Grade: 2.0/5.0
There is something uniquely disarming about a provincial setting.
The recent surge of folk horror is epitomized by films such as “Lamb” and “Midsommar,” which are keenly aware of this fact, metabolizing highly contemporary malaise and disaffection into their often bleak, archaic mise-en-scenes. This is hardly a fixture of modern life, for in many ways, the bucolic and the domestic have always been hostile to the welfare of humans — especially the welfare of women.
What is precisely horrifying about the provincial is, at times, lost on director Goran Stolevski, whose debut feature “You Won’t Be Alone” stumbles upstream, maladroit in its kicking up of gravel, dirt and whatever other detritus lurks beneath the surface.
The film does its best to adhere to a fableistic structure, yet its gorey, confusing vignettes metastasize until it practically begs to be put down. Much of the narrative is constructed matrilineally and concentrically, revealed to audiences not in fragments — which would be the more interesting choice — but all at once and without injunction.
In rural Macedonia, a local woman barters with the village pariah, a witch disfigured by severe burns, to attempt to save her newborn daughter from becoming a tasty snack. Witches, even in Stolevski’s highly self-serious film, are subject to the same child-eating proclivities as those in Roald Dahl’s imagination. After being enclosed in a cave for the better part of her childhood and adolescence, Nevena (played first by Sara Klimoska) emerges, feral and — after the witch scratches her — out for blood.
Stolevski tasks four different actors with embodying Nevena, who rampages the Macedonian countryside, reveling in her ability to live life in other bodies. But it swiftly becomes more than she bargained for as she gradually grasps humanity’s unfathomable, immutable cruelty. At one point, she happens upon a woman giving birth next to a field, who is promptly ordered “back to the corn!” by a male villager, eliciting horror from Nevena and eyerolls from audiences.
When she assumes the form of one unwitting village woman (Noomi Rapace), the conspicuous physical and psychological toll of the transformation is misconstrued by the woman’s mother-in-law to be the product of domestic violence. “It’s no way to fight back, daughter,” she cavalierly tells Nevena, having accepted that the woman has been beaten senseless by her son. It’s one of the few times Stolevski swings and does not miss.
Yet, underneath all of the guts and witch burning, “You Won’t Be Alone” is unable to recognize its own shallowness. Supplementing the film’s inchoate feminism and existentialism is its indulgence. In an effort to say something meaningful about the inherent violence of the female experience, Stolevski often reveals his own lack of understanding of the subject matter.

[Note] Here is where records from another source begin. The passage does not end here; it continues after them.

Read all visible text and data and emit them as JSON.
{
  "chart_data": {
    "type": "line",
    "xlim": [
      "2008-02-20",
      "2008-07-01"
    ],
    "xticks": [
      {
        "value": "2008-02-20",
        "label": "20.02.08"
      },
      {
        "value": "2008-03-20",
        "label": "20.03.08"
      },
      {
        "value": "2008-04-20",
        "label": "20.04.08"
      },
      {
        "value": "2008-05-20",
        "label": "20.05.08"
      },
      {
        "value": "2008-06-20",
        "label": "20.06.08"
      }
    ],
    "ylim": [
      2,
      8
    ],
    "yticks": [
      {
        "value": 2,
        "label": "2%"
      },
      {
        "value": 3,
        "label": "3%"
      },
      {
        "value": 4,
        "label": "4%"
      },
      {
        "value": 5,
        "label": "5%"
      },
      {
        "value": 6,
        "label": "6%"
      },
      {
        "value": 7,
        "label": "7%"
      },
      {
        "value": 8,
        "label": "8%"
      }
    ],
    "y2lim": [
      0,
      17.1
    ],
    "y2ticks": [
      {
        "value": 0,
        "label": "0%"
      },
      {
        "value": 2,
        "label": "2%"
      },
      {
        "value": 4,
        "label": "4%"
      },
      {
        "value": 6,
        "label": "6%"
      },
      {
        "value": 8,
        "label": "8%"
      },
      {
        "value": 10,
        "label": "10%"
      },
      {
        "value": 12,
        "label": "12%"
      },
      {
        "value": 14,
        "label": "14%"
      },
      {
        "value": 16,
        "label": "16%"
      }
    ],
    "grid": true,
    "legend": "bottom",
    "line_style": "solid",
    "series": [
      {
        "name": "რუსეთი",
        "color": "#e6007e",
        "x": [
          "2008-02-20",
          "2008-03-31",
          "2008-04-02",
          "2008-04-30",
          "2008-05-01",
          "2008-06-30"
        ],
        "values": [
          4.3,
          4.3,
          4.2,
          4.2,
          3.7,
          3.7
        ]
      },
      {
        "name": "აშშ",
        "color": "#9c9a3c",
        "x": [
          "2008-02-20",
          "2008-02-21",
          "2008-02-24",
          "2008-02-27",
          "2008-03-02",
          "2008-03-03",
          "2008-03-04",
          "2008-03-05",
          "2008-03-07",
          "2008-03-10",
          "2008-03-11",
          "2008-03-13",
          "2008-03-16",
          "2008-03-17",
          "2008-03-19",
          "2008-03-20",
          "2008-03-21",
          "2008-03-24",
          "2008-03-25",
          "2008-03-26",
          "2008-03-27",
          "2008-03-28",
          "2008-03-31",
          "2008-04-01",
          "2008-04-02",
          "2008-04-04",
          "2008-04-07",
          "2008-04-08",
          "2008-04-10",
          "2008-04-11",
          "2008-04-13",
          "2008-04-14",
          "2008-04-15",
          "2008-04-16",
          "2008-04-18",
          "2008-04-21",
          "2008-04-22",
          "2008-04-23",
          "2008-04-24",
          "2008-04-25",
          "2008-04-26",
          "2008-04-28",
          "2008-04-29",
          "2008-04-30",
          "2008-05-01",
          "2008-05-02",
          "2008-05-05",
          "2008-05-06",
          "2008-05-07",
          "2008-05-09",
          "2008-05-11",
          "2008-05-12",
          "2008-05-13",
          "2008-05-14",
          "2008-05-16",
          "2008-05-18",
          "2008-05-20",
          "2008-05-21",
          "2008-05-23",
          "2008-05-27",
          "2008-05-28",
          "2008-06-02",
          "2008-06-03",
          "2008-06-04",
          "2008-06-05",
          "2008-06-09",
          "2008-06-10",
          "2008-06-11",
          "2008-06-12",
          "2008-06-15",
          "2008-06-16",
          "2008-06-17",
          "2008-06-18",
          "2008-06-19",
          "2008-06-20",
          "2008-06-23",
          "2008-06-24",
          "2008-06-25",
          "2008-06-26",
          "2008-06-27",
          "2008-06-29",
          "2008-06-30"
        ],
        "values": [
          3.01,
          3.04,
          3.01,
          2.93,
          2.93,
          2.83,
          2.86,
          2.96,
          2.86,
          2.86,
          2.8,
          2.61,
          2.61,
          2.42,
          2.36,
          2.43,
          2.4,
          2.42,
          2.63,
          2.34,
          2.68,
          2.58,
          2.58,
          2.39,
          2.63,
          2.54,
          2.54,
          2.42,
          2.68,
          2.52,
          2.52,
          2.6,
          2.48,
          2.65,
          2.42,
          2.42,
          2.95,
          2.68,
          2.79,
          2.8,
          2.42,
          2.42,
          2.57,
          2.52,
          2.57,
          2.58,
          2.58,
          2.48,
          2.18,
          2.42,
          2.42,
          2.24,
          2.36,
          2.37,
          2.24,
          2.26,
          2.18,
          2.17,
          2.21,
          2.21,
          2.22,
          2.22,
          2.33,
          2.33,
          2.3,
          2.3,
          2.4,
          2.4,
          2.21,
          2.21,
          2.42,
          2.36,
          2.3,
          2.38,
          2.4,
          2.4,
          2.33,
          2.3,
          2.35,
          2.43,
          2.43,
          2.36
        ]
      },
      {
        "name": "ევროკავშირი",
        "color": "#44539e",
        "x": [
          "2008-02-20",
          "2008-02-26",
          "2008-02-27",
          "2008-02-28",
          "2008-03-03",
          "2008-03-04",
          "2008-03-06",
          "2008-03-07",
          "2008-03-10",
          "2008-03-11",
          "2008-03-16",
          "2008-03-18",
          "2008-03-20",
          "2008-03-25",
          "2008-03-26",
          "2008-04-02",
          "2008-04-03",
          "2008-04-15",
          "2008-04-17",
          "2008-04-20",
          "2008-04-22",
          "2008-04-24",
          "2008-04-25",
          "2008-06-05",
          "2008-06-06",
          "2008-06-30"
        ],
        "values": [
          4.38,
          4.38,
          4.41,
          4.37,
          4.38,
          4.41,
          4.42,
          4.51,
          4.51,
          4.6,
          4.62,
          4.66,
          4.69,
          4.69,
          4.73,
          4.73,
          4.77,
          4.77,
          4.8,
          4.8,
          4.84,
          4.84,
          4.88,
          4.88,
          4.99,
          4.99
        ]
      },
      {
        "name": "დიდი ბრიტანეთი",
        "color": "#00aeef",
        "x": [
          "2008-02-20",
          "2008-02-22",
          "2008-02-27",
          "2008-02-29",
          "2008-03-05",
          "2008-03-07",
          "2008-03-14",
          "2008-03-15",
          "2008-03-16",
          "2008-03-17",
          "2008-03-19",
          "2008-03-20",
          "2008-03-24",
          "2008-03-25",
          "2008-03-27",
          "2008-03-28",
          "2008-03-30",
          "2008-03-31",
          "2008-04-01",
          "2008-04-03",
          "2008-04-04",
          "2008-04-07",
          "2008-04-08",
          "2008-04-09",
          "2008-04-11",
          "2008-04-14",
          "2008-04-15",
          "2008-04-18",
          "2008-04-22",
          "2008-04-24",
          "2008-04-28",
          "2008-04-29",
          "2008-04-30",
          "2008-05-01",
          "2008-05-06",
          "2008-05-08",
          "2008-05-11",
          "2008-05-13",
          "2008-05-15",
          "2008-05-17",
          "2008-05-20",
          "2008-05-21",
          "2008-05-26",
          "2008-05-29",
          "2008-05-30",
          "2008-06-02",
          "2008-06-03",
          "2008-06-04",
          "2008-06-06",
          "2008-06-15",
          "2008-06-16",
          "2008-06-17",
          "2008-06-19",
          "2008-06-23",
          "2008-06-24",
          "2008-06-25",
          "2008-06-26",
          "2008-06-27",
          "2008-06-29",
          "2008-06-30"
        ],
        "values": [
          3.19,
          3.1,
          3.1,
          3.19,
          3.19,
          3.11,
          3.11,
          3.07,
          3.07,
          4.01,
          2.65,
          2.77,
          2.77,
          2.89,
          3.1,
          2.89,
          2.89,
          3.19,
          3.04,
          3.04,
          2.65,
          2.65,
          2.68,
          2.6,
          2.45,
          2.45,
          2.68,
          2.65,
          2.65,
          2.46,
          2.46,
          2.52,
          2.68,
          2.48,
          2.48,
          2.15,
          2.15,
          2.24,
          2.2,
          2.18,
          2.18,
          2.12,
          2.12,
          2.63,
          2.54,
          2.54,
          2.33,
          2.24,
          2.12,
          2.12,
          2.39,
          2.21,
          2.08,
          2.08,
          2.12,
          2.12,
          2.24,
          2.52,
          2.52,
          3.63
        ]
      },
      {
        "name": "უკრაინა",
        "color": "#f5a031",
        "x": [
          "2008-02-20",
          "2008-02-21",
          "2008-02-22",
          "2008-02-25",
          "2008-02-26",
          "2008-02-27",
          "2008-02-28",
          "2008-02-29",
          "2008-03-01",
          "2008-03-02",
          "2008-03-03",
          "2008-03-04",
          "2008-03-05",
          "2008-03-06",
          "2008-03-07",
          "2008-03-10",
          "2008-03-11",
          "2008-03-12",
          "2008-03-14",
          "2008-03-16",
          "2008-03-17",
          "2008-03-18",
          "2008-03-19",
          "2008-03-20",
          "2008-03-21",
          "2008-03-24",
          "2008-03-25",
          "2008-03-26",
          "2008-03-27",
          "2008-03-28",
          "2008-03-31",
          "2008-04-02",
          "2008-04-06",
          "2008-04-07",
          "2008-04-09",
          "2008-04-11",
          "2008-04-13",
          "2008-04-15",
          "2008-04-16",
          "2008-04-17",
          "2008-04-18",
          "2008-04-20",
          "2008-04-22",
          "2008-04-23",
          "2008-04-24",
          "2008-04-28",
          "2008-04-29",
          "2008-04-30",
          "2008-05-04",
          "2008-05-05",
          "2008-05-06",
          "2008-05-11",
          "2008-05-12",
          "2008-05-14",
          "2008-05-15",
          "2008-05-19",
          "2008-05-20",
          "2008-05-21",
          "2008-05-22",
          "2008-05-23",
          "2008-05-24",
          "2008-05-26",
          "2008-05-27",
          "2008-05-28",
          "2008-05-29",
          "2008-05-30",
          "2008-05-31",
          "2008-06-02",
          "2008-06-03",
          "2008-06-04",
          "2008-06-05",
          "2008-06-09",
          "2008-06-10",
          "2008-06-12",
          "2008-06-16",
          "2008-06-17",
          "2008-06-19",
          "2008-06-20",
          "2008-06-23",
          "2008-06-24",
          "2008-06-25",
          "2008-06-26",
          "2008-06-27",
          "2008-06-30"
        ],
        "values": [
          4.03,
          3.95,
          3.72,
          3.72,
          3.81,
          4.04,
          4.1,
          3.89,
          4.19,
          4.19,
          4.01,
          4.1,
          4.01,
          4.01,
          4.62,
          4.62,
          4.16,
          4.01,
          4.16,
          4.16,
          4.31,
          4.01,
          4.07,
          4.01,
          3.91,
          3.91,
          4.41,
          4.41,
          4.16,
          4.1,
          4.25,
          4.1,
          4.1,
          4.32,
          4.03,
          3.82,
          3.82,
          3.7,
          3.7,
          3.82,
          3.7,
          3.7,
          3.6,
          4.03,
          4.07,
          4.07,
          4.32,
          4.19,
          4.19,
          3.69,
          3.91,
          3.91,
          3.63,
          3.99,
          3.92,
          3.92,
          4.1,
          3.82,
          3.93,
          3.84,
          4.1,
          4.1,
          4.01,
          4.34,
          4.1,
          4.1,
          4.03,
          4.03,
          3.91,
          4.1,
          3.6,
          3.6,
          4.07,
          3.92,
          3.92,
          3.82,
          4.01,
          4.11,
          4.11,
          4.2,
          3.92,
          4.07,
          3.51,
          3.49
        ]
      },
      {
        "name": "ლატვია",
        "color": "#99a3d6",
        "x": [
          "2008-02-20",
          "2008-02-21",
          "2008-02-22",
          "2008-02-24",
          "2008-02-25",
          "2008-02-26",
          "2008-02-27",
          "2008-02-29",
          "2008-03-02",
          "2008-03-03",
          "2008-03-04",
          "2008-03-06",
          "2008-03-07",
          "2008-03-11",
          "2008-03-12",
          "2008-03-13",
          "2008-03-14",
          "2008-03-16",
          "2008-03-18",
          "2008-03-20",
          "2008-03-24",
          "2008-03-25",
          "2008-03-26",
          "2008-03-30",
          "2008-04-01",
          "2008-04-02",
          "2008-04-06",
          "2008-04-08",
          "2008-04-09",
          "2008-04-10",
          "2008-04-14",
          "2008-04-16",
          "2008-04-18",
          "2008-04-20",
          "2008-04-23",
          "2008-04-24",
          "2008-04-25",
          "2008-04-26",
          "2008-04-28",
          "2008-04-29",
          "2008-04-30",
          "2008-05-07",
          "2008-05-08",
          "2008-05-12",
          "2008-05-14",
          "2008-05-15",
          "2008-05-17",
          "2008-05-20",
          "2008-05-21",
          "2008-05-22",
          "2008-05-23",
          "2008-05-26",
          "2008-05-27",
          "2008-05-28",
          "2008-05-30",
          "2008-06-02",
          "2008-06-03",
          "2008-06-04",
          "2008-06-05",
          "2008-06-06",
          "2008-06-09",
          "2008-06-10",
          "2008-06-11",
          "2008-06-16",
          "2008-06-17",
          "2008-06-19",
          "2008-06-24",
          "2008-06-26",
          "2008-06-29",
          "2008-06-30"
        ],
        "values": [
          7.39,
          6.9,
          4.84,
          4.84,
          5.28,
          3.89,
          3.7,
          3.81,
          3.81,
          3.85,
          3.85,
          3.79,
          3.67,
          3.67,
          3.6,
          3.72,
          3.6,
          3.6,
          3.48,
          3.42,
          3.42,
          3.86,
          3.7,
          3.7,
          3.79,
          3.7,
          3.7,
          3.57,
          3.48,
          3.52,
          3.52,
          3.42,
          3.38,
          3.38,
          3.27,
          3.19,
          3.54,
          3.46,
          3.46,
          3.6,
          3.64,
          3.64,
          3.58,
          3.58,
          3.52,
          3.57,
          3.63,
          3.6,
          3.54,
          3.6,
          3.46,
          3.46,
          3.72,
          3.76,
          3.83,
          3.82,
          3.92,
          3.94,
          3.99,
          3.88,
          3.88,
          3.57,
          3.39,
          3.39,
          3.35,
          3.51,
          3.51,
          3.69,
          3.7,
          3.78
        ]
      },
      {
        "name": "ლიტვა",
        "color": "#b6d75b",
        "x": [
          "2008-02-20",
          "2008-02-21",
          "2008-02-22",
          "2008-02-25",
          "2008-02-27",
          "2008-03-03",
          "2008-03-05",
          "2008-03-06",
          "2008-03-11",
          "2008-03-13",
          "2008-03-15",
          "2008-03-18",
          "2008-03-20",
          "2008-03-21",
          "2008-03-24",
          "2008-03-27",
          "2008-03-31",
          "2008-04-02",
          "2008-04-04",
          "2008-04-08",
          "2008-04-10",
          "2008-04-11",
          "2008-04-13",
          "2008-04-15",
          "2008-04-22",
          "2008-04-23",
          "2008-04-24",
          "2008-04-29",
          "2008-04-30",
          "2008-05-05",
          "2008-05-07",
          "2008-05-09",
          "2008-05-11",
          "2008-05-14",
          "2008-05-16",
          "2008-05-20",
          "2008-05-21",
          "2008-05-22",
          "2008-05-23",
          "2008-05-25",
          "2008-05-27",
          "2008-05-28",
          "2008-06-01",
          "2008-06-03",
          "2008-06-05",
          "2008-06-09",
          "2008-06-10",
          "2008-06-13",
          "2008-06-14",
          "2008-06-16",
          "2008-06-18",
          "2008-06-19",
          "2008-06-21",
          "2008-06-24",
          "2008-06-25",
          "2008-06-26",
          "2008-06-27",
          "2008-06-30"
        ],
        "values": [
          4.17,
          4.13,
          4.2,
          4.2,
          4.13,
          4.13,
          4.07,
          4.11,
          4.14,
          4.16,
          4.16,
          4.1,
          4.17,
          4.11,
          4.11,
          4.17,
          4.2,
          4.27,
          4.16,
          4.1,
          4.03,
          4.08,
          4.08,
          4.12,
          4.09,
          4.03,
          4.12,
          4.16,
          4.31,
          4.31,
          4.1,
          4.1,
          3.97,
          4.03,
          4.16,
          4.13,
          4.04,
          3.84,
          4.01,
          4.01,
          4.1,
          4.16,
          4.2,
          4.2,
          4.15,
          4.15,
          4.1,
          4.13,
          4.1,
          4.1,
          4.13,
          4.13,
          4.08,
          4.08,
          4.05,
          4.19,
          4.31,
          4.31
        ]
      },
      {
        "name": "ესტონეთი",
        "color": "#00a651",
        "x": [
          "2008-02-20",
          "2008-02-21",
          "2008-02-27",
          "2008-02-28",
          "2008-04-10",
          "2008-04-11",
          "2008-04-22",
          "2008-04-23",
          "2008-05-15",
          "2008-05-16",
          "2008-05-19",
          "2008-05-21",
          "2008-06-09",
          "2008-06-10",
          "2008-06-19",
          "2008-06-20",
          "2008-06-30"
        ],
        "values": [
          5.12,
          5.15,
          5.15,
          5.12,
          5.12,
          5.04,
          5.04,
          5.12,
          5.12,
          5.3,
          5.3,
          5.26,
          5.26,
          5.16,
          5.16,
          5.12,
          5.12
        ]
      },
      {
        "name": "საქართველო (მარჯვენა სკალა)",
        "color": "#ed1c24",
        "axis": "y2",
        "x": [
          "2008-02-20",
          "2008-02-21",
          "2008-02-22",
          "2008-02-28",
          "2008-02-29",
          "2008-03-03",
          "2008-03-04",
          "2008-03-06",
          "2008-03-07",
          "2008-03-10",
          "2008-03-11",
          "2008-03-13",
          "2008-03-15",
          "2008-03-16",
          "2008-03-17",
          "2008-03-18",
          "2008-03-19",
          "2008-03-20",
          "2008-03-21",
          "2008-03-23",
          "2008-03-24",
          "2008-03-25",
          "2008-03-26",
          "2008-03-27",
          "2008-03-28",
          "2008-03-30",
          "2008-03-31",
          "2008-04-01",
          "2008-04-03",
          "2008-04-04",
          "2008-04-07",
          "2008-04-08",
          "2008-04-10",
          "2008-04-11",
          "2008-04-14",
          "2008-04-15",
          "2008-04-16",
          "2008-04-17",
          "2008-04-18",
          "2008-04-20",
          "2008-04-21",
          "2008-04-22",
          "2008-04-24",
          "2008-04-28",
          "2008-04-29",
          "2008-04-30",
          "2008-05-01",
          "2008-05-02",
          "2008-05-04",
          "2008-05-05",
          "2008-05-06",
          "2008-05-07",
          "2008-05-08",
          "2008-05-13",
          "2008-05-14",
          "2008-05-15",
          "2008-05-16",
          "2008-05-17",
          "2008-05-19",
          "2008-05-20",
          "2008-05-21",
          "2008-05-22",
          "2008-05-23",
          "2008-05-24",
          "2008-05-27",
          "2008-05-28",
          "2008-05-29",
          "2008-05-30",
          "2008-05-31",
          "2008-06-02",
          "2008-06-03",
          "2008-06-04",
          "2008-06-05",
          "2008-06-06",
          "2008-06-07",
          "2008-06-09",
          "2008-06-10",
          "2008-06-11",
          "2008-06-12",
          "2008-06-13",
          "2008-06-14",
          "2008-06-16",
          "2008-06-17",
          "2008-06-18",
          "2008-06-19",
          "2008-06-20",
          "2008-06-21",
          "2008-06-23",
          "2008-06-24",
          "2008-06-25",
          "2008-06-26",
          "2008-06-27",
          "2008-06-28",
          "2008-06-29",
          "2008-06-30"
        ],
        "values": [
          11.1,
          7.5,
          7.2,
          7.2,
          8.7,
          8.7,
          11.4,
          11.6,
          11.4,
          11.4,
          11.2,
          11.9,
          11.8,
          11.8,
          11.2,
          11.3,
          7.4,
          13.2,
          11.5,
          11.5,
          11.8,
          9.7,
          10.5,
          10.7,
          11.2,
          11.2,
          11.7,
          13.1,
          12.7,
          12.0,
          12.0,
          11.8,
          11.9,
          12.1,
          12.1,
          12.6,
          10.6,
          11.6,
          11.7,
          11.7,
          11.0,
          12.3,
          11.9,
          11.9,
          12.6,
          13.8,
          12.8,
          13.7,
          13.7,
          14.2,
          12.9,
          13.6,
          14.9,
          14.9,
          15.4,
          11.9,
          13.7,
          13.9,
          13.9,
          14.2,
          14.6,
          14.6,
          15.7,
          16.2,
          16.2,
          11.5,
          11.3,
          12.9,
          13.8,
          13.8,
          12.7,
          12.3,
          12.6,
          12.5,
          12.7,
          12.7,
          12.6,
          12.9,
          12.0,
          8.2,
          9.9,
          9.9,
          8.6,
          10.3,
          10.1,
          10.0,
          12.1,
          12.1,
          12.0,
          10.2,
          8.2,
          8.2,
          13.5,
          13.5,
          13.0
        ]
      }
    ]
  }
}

Throughout the film, dialogue is supplanted by lengthy voice-overs, whose polemic pursuits are somehow as transparent as they are cryptic. It’s unclear whether Nevena’s doltishly poetic voice-overs are the result of poor translation or poor writing. She asks at one point: “Are women wasps?” — just one of her myriad empty musings as Stolevski’s prosthetic.
Also objectionable is the film’s pacing, which feels like Stolevski willfully prolonging any action or plot advancement in favor of narcissistically indulging his artistic appetite. The first organ-ripping transmutation is a defibrillator jolt; the second, third, fourth etc. are playground slide static sparks. Nevertheless, Stolevski includes them.
The absence of visual pleasures in the film necessitates a reinvigorated reliance on thematic salience. Unfortunately, “You Won’t Be Alone” fails to deliver in this regard. Instead, it reveals the pitfalls of constructing a film whose sole objective is to provide a hazy meditation on its multiplex, unspecific themes. Rather than accommodating nuance, it simply belies a shallow understanding of its own espoused creative vision. It’s Canvas discussion post filmmaking, and it’s far inferior to what is expected given the film’s creative pretenses and ambition.